In our Pentecost Sunday gospel, as noted in yesterday’s post, to the disciples gathered in the Upper Room on that first Easter evening Jesus first words were: “Peace be with you.” His second words were: “As the Father has sent me, so I send you.” His thirds words were “Receive the Holy Spirit.” What had been promised in many ways in John 13-17, is now fulfilled in the giving of the Spirit. It also marks a turning point in salvation history as a fulfillment of the prophets, not just that the Messiah would come, but that the Messiah would begin the eschaton, the final era when the Kingdom of God would become manifest – and the future become present.
It is the great promise of the prophet Ezekiel that rivers of living waters would flow from the new Temple, restoring the world. John 7:39 makes reference to this when Jesus emerges from the Temple: “Whoever believes in me, as scripture says: ‘Rivers of living water* will flow from within him.” But the gospel, at that point notes that Jesus “…said this in reference to the Spirit that those who came to believe in him were to receive. There was, of course, no Spirit yet, because Jesus had not yet been glorified.“
With his first encounter with the gathered disciples, Jesus breathes upon them – and the living water flow into the world via the Spirit. Jesus’ mission becomes theirs; his work is placed in their hands. And that mission, that work, is to manifest God who is love in their words and deeds. Through them now, enlivened by the Spirit, will the presence of God become known and seen and felt in the world.

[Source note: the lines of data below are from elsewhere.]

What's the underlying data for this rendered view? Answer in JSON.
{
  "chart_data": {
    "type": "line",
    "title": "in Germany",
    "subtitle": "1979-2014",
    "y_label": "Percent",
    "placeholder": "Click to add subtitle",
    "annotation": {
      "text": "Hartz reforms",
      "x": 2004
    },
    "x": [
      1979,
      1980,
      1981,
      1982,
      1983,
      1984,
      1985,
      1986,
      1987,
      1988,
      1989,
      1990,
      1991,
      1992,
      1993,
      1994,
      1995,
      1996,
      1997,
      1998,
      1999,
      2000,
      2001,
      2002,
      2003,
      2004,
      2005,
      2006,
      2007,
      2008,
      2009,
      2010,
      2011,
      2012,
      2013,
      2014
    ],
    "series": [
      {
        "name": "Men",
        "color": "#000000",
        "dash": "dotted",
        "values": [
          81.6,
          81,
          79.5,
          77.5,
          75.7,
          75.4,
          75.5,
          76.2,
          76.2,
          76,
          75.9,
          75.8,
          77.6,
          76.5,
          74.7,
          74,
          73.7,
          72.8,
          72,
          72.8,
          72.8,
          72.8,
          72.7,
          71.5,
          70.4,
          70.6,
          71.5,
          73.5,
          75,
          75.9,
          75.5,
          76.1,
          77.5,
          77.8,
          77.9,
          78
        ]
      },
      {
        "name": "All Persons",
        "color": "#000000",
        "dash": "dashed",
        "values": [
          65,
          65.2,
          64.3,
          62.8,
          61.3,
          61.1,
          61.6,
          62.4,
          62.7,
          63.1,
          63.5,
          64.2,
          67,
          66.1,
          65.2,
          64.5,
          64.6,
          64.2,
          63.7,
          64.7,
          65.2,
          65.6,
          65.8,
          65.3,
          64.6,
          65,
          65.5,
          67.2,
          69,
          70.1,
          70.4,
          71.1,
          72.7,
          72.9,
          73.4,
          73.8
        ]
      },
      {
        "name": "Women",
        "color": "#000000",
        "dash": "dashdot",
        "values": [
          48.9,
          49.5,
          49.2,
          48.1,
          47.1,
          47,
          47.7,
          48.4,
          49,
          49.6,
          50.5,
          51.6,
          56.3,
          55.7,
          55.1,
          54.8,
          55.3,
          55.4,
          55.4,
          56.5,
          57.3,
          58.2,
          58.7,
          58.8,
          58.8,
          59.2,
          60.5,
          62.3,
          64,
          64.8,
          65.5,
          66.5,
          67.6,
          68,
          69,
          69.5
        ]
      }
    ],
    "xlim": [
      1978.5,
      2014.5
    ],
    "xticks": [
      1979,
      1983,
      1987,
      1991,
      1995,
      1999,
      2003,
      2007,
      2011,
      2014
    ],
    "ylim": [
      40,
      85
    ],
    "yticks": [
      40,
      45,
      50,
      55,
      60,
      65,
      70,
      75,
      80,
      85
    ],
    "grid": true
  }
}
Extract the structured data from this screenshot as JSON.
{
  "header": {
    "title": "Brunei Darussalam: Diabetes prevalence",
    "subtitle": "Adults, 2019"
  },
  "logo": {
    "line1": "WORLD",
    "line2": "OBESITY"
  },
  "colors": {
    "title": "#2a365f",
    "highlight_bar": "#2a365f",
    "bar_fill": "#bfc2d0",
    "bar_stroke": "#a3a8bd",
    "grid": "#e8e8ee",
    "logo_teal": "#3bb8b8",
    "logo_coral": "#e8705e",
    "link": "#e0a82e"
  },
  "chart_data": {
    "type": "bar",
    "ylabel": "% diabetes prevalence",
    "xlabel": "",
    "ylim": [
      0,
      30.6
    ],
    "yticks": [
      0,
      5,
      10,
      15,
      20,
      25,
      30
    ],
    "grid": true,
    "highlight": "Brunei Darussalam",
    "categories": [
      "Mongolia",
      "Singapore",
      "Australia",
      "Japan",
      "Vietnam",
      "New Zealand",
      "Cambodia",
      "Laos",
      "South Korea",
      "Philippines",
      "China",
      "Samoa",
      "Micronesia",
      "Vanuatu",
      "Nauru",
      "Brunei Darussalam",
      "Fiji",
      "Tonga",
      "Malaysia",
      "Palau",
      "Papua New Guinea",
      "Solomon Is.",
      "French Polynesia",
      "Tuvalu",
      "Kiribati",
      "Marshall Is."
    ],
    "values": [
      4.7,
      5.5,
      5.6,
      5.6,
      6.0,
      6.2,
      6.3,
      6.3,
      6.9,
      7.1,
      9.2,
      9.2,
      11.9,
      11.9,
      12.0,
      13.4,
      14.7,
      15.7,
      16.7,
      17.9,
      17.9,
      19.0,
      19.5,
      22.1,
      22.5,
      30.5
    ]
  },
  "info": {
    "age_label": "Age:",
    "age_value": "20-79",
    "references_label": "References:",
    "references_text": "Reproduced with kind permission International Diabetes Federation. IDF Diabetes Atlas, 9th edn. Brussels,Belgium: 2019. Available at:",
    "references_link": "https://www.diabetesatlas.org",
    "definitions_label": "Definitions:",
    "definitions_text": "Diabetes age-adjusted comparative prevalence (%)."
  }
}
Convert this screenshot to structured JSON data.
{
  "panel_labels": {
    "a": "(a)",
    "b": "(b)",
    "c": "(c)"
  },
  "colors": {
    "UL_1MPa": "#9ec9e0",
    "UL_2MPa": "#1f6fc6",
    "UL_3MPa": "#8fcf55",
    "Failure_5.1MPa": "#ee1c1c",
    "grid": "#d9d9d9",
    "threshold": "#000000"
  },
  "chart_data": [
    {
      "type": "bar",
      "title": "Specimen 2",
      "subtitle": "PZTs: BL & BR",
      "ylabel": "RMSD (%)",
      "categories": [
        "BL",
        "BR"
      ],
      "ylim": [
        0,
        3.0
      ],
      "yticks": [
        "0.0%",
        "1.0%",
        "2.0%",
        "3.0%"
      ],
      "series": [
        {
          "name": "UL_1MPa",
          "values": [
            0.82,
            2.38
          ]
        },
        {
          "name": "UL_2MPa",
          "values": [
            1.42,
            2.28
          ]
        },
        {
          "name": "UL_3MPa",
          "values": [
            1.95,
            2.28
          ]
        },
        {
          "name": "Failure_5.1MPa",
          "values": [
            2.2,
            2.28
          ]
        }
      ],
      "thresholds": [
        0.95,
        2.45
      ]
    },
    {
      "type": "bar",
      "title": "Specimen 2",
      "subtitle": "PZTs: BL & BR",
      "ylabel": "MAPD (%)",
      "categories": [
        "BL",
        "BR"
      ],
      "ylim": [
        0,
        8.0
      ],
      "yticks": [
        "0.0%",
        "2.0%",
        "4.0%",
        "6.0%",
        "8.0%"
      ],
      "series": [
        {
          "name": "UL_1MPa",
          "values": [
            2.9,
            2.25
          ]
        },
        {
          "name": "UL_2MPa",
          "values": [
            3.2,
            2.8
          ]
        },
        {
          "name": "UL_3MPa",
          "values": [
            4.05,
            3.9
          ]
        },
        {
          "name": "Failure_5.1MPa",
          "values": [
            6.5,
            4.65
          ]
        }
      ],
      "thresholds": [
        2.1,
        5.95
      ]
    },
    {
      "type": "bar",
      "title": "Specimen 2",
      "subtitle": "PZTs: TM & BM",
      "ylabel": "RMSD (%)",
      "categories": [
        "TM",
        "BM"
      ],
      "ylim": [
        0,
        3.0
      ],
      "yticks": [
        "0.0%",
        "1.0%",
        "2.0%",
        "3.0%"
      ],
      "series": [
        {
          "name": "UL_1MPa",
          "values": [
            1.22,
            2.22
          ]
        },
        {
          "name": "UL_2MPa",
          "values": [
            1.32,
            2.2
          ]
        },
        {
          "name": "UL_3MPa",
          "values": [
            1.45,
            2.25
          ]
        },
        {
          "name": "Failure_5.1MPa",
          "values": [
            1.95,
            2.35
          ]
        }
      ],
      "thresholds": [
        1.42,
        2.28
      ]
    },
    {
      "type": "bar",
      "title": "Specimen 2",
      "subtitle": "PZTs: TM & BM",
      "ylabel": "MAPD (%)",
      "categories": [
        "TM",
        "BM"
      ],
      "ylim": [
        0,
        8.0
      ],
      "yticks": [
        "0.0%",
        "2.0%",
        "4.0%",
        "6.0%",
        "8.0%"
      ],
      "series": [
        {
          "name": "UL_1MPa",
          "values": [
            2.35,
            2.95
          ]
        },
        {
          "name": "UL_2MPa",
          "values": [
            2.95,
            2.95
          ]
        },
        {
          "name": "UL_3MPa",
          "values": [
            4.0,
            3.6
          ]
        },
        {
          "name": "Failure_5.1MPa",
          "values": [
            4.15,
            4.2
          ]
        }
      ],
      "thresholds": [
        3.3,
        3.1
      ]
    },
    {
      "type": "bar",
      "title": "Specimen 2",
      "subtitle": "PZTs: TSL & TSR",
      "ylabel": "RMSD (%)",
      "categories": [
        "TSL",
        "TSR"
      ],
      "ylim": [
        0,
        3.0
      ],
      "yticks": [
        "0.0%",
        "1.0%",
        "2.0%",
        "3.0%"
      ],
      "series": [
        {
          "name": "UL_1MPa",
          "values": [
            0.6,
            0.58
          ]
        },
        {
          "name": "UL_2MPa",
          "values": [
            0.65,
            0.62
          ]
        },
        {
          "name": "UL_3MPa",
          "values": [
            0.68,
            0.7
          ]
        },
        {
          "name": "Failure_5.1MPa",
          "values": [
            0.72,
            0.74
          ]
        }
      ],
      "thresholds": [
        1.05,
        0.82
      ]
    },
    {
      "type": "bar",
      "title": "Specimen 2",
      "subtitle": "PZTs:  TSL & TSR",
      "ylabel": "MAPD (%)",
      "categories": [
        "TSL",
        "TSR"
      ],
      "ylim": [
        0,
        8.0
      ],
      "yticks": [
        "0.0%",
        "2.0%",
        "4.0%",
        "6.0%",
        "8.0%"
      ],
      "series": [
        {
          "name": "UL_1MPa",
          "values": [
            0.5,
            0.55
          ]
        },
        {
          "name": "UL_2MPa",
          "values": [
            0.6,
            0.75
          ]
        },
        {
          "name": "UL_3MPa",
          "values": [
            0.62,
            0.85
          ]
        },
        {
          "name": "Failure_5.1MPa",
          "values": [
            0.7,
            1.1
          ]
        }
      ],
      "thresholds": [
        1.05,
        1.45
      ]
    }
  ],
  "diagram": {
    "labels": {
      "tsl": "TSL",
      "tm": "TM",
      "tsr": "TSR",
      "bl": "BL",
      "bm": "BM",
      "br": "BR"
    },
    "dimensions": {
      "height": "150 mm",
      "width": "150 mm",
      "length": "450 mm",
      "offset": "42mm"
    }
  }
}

Although the text does not use parakletos, there is unanimity among commentators that the Holy Spirit is that Advocate promised in the Farewell Discourse of the Fourth Gospel. The Farewell Discourse (John 13-17) had outlined the role the Advocate/Holy Spirit would play in relation to the disciples to empower them as witnesses. The Holy Spirit will:
- be recognized by the disciples (14:17)
- teach the disciples everything (14:26)
- guide the disciples along the way of all truth (16:13)
- take what belongs to the Jesus and declare it to the disciples (16:14)
- glorify Jesus (16:14)
- bear witness to Jesus in order that the disciples will also bear witness to Jesus (15:26-27)
- remind the disciples of all that Jesus told them (14:26)
Fr. Raymond Brown, the great Johannine scholars, holds these promises in the parakletos describes that aspect of the Holy Spirit which is specifically concerned with witness so that a believer is assured of all the power needed to be witness. Brown makes a case that the full power of the Holy Spirit, the living water, began on the cross, where Jesus, manifesting the nature of God, which is love, delivers over the Spirit (19:30), symbolized immediately afterward by the flow of the sacramental symbols of blood and water. The Spirit is manifest in others ways not connected to the witness of the person/community – e.g. baptismal regeneration, sacramental forgiveness of sins, all the sacraments, and the many gifts of the Spirit that build up the community (1 Cor 12:3-12)
Thus Jesus’ words about sending his disciples as the Father sent him applied immediately to the apostles both with respect to Christian mission and to them in their specific roles/gifts within the church. It is in Baptism that all believers are privileged to share in this Mission in so far as they all are recipients of the Spirit whom he bequeathed to his disciples. With the particular enabling that Spirit provides, each plays a part in continuing the work and witness of Jesus.
And in this way, the living waters continue to flow and revitalize the world.